Affording children such early exposure to mobile screen media can also have detrimental effects down the road, as these trends have potentially serious consequences for teens’ mental health.
“In the period between 2012 and 2016, more and more teens began to say they felt useless and joyless — classic symptoms of depression,” Jean M. Twenge writes for The San Diego Union-Tribune. “More started to say they felt anxious and overwhelmed. Clinical-level depression among teens increased by 50 percent, and the number of 10- to 14-year-old girls admitted to emergency rooms for self-harm (such as cutting) tripled. Most concerning of all, the suicide rate for teen girls doubled.”

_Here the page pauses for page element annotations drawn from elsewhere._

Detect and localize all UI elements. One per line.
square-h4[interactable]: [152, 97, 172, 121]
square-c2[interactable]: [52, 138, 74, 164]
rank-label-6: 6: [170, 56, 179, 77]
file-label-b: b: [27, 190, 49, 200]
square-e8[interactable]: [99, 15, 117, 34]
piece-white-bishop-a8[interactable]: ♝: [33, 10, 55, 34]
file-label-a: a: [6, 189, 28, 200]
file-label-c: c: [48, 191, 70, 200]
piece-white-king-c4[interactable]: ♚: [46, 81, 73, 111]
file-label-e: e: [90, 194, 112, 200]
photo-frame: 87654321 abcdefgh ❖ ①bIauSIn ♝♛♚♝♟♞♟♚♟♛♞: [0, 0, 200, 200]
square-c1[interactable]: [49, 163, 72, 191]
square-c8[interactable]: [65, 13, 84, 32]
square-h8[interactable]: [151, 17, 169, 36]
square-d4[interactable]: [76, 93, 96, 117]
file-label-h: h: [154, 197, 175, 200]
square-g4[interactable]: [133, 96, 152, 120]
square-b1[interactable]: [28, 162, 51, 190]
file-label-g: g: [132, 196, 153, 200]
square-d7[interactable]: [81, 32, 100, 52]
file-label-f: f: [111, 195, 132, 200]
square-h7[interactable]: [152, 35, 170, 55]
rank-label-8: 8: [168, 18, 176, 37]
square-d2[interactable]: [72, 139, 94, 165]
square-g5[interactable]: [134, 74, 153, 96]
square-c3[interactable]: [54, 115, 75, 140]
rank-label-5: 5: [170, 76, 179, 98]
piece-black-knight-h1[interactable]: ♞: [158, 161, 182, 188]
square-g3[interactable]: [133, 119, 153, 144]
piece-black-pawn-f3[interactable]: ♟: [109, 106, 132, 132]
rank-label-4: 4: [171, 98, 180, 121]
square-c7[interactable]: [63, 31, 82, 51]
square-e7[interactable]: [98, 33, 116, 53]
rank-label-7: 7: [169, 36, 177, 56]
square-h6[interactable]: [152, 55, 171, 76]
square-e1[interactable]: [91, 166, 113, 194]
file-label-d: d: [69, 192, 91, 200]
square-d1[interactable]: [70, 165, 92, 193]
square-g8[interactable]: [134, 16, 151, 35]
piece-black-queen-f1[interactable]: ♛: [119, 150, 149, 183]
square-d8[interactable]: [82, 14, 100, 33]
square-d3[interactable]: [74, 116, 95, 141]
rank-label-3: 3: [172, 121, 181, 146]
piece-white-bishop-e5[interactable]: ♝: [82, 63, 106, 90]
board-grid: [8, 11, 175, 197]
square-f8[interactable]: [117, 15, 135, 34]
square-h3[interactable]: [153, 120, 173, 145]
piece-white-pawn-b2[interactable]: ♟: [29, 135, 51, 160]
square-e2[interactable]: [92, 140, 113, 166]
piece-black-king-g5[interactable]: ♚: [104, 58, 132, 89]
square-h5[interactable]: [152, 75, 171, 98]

Yet, while the U.S. currently boasts anti-screen initiatives, such as Wait Until 8th, which encourages parents to wait until their kids turn 14 before allowing them to have a mobile phone, America has yet to fight childhood screen addiction — and its subsequent mental health issues — on a widespread scale. However, as Twenge notes, schools can help curb these trends.
“The use of phones should be banned during the school day,” Twenge explains. “Teachers say phones are a constant distraction in class. One study found that just having your phone nearby reduces your thinking power. In an increasingly competitive global economy, we want students to focus on learning, not on their phones.”
“Many students are also buried in their phones during lunch period, a time that could be used for social interaction,” Twenge adds. “Instead, teens feel rejected and left out and miss out on what should be a time for developing social skills and making memories with friends.”
However, in the U.S. particularly, administrators must differentiate between limiting screen time and permitting mobile phones, as these gadgets often double as life-saving devices. While banning unauthorized use in classrooms, especially during lessons, seems warranted, schools should allow students to carry phones throughout the day for safety purposes.
As Randi Weingarten, president of the American Federation of Teachers, the nation’s second largest teachers’ union, tells NPR: “Every day, but especially in a crisis, cellphones give parents peace of mind. The reality is that kids need access to cellphones to get to and from school safely and to let parents know they’re OK.” Weingarten adds that, while districts should be free to make their own rules, “we must recognize cellphones as an essential safety and security tool.”
Dr. Liz Kolb, professor at the University of Michigan’s School of Education, also highlight that, according to a recent Nielsen survey, parents want their children to have phones so they can easily stay in touch. Along with the Associated Press, Kolb explains that phone access remains crucial for those in the midst of a school emergency, emphasizing that Marjory Stoneman Douglas High School students used their phones during the school shooting to reach loved ones, call for help, and share updates on the rampage in real time.
“As there has been an increase in school safety concerns in the news, it is not surprising that more parents might push for their children to be able to have a cell phone in school,” Kolb tells Gizmodo. “In the rare case that something may occur, the believe by some parents is that a cell phone could be a useful tool for safety — being able to immediately dial their parent or an outside authority for help.”
Instead of fixating on banning mobile phones entirely, schools should focus on teaching children how to use these devices properly and responsibly. Mobile devices might be relatively intuitive to operate, but etiquette requires guidance. If we work to limit screen time and teach self-restraint, children can easily keep their phone on them at all times, sans temptation, so they may always have peace of mind and protection.